Dans l’optique d’élaborer un programme en faveur de la réconciliation allant dans le sens des recommandations de la Commission de vérité et de réconciliation, David MacDonald évalue le développement d’un biculturalisme autochtone-colon en Aotearoa/Nouvelle-Zélande et les enseignements que pourrait en tirer le Canada. MacDonald fait un survol de la mobilisation des Māori et de l’amélioration de la reconnaissance et de l’inclusion de cette population autochtone, du moins sous des formes symboliques de biculturalisme. En mettant en relief l’utilisation du terme māori « Pākehā » par des colons non autochtones pour se désigner eux-mêmes, MacDonald explore la possibilité d’employer des termes analogues comme « colons », « autochtones des traités » ou Kiciwamanawak (cousins) dans le contexte canadien. Il note l’utilité d’utiliser ces marqueurs identitaires relationnels pour poser la problématique des aspects eurocentriques de l’État colonisateur. Il fait aussi état des problèmes des marqueurs identitaires qui excluent les colons non européens tout comme les problèmes inhérents à leur déploiement, y compris une inégalité continue, l’aliénation politique et la discrimination structurelle. De par les réflexions de l’auteur, l’article constitue un rappel utile qu’il ne faut pas laisser un langage ou des termes inclusifs devenir « des écrans rhétoriques pour perpétuer l’inaction » en regard des questions autochtones dans des sociétés colonisatrices.
Dietlind Stolle, Allison Harell, Stuart Soroka and Jessica Behnke, “Religious Symbols, Multiculturalism and Policy Attitudes,” 49:2, 335-58.
Cet article examine comment le soutien accordé à des politiques en faveur du multiculturalisme varie en fonction de l’origine ethnique et de la religion des groupes qui en bénéficient. Le Canada est souvent perçu comme un pays très tolérant, mais Stolle et ses collègues confirment que ce soutien est plus restreint. À l’aide d’un sondage original mené dans le cadre de l’Étude sur l’élection canadienne 2011, les auteurs évaluent l’effet de l’origine ethnique et des symboles religieux sur le soutien accordé au financement d’activités de groupes ethno-religieux et à l’accès de ces groupes à des espaces publics. En présentant aux répondants trois photos différentes – l’une montrant une femme d’origine portugaise, l’autre, une femme musulmane d’origine turque, et la dernière, une femme portant un hijab –, les auteurs démontrent que le niveau des attitudes par rapport à l’assimilation polarise l’opinion publique canadienne au sujet de l’aide financière et des services à offrir aux groupes culturellement plus éloignés.

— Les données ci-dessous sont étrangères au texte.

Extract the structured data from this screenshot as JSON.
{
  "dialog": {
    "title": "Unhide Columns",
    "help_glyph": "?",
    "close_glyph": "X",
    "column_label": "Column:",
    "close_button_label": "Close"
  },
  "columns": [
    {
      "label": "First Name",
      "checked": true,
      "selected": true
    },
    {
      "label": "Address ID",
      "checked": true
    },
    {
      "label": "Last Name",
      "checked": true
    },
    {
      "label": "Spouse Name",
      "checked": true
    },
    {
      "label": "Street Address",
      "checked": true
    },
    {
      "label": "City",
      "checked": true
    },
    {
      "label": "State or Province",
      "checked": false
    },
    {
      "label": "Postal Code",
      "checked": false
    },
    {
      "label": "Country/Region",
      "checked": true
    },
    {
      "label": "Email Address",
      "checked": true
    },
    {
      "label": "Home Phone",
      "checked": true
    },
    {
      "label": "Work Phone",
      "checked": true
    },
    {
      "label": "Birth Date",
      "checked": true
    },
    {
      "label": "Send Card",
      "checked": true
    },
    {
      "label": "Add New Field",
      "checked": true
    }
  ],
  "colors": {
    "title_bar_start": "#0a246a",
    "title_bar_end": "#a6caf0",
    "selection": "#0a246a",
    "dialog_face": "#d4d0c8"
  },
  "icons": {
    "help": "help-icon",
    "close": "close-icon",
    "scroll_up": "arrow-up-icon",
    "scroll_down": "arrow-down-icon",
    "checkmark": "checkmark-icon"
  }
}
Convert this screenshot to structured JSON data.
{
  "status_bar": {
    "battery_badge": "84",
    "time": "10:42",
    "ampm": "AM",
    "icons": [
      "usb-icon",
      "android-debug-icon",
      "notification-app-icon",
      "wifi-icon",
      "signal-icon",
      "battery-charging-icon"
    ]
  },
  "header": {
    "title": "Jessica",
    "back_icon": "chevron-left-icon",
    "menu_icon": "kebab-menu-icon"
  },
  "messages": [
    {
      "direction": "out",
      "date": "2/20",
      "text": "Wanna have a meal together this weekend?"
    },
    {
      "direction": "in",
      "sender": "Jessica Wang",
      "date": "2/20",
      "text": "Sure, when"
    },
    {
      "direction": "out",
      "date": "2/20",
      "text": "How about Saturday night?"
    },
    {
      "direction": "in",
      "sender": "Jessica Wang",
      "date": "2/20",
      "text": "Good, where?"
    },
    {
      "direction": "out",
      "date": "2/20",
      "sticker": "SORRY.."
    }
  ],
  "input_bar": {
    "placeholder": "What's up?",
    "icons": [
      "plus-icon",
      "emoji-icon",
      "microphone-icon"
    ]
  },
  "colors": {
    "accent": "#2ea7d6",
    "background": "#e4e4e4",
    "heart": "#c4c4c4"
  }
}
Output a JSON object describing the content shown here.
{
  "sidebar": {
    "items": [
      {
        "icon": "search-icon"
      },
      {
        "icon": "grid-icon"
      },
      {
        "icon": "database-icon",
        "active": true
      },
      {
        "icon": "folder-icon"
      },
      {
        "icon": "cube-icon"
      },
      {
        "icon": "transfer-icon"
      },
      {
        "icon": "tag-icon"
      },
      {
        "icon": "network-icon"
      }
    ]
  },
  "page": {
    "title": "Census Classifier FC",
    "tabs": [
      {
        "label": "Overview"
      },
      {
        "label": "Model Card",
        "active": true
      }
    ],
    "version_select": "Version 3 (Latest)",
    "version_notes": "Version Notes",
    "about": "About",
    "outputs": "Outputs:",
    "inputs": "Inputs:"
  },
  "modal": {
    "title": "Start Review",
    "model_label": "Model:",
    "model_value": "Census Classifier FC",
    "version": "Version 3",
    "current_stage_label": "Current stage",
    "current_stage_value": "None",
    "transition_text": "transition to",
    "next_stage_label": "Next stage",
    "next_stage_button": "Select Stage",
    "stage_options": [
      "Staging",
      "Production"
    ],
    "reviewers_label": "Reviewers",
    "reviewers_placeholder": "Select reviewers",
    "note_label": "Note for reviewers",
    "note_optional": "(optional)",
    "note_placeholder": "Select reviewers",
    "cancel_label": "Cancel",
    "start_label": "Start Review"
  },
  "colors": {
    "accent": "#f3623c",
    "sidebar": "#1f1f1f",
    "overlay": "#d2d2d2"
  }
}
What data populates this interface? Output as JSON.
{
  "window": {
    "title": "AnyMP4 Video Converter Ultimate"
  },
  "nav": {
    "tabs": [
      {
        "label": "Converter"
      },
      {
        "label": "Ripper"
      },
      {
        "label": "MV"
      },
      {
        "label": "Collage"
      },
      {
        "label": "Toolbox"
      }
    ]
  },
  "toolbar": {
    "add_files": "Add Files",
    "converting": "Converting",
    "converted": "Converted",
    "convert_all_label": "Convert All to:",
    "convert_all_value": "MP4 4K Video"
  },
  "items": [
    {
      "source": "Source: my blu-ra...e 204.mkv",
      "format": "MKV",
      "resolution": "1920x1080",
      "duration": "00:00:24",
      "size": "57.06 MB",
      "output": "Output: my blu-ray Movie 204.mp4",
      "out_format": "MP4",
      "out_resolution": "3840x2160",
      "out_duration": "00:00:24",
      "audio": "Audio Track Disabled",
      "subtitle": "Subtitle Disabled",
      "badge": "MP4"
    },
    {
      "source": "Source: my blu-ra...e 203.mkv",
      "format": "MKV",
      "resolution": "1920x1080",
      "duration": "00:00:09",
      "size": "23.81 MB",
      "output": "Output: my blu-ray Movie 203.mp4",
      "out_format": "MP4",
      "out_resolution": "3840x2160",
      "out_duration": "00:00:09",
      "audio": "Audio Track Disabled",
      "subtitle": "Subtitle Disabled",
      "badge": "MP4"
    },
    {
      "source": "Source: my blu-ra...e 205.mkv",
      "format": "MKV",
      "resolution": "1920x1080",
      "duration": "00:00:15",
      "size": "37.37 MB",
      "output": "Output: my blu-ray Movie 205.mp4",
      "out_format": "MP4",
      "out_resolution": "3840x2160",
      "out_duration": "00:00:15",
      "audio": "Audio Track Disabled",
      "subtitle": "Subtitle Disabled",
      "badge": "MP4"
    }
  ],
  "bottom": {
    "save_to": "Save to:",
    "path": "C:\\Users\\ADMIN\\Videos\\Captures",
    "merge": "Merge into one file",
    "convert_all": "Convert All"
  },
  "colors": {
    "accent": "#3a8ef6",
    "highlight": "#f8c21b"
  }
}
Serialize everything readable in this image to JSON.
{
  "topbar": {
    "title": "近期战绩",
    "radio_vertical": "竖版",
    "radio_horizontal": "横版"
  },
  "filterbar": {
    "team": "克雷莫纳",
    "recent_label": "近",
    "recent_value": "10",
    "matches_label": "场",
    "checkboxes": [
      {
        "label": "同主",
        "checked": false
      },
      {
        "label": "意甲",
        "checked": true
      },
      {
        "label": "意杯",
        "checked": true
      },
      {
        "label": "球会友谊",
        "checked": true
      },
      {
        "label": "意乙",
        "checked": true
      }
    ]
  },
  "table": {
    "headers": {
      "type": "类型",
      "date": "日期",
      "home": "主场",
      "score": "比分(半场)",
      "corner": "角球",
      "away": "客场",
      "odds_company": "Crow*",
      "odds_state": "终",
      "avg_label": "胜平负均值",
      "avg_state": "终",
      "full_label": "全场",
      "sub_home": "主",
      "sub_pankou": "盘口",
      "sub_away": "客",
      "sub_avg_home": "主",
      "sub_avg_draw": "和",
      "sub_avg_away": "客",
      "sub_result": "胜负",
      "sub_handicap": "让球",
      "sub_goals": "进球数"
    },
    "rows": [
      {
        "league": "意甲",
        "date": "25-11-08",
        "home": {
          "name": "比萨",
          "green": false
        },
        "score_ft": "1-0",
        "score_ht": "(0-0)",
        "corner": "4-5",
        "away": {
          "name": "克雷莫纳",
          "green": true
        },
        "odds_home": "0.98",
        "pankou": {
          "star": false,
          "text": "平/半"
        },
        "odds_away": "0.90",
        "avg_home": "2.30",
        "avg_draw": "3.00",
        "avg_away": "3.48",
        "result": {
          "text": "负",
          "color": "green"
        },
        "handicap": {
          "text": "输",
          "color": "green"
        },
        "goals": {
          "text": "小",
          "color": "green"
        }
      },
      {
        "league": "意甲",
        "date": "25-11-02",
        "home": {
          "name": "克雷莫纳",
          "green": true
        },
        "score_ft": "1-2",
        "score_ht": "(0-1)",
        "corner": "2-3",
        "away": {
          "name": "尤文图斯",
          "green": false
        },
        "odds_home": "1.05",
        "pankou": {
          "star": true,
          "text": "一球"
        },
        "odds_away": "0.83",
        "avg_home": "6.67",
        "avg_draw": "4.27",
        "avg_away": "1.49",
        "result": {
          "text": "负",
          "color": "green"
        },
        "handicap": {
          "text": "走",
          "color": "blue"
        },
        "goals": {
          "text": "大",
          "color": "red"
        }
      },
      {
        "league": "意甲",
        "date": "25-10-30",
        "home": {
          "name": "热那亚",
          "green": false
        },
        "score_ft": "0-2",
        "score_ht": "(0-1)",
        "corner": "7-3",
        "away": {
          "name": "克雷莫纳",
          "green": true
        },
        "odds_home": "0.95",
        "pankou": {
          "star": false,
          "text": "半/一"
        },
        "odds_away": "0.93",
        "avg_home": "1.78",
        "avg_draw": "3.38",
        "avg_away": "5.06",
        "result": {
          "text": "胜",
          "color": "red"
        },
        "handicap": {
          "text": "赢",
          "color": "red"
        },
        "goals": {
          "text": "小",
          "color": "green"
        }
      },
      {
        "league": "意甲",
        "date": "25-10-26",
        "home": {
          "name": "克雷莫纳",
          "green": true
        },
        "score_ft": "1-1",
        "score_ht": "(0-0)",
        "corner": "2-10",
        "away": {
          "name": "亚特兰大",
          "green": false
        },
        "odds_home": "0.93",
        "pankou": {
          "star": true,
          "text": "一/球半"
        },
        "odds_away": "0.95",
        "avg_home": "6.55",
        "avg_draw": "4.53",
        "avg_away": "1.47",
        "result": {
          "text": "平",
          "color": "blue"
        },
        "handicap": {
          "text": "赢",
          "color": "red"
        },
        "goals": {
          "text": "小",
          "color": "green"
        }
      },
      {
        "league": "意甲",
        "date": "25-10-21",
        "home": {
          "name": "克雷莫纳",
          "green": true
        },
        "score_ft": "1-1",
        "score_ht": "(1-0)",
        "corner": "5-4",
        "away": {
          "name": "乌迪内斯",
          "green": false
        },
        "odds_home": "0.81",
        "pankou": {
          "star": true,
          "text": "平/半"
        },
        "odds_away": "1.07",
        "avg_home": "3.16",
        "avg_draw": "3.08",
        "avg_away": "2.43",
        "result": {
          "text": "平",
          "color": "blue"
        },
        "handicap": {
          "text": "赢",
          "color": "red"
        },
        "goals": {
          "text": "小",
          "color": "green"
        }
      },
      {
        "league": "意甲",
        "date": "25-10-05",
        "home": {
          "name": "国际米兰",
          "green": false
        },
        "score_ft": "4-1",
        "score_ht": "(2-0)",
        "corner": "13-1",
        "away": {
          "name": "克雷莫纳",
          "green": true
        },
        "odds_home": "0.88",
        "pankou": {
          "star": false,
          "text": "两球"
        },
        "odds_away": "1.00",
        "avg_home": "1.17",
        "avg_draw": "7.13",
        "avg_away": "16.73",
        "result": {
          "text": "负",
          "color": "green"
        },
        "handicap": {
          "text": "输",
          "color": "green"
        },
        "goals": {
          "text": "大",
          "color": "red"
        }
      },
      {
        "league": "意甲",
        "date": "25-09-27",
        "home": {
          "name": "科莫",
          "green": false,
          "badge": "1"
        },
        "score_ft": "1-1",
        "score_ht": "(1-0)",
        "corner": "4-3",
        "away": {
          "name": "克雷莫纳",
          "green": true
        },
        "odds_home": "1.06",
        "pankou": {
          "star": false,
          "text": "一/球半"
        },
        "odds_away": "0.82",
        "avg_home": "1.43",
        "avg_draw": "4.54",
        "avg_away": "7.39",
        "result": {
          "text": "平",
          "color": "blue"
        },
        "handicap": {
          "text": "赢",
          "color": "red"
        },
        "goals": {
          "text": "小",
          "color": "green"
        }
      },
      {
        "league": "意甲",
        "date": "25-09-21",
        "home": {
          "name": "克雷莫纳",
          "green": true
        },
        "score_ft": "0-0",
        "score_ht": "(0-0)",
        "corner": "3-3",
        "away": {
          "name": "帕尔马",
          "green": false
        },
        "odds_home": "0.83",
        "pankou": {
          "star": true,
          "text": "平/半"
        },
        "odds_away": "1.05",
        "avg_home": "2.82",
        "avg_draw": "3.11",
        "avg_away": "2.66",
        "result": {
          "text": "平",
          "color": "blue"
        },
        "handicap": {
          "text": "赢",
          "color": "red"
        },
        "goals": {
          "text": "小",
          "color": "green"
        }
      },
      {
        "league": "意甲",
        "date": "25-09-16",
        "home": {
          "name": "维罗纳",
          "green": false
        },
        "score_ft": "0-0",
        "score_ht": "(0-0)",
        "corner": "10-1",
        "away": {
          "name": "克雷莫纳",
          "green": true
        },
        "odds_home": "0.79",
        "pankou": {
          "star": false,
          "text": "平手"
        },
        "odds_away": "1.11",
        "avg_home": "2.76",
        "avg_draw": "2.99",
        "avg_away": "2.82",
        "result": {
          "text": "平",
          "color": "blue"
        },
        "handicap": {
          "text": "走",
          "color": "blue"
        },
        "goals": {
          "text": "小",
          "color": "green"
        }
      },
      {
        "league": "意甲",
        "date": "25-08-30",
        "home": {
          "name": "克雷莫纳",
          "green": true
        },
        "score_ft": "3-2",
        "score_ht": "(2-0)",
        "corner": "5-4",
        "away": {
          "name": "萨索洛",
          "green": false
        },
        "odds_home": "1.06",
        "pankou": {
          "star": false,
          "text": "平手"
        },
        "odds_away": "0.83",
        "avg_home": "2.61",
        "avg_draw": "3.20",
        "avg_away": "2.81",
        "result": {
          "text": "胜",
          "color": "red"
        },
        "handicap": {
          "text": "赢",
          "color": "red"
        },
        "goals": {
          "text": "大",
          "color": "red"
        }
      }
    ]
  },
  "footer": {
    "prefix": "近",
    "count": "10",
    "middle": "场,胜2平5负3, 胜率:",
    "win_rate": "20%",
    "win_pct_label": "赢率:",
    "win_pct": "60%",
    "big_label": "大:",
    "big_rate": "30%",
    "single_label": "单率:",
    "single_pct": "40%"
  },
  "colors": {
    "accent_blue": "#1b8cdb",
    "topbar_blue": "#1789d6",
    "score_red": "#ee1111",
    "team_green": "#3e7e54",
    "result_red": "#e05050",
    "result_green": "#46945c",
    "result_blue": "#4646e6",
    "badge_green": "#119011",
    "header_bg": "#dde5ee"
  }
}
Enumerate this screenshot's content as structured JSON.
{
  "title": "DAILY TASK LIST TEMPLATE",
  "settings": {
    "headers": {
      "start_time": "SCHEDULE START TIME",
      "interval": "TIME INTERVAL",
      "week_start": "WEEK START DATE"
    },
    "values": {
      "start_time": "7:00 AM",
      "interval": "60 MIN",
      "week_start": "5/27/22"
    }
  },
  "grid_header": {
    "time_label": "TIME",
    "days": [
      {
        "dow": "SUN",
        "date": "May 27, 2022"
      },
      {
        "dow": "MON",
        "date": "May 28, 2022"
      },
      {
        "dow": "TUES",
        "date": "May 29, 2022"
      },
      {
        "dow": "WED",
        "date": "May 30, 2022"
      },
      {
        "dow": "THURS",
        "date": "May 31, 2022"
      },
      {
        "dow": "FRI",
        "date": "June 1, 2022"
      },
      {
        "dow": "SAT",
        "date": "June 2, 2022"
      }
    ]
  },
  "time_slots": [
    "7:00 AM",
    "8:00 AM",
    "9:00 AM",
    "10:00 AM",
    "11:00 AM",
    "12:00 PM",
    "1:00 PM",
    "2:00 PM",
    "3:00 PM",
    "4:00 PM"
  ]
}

Les Canadiens sont aussi influencés dans leurs évaluations des politiques culturelles par le coût financier de ces programmes. Les résultats de cette analyse révèlent que le soutien des Canadiens à l’égard des politiques multiculturelles s’inscrit dans l’idée que ces politiques intègrent les groupes minoritaires et contribuent dans une certaine mesure à leur assimilation. Dans le contexte international actuel, cette étude clé nous amène à nous demander dans quelle mesure la société canadienne appuierait un afflux important d’immigrants ayant besoin d’un soutien financier.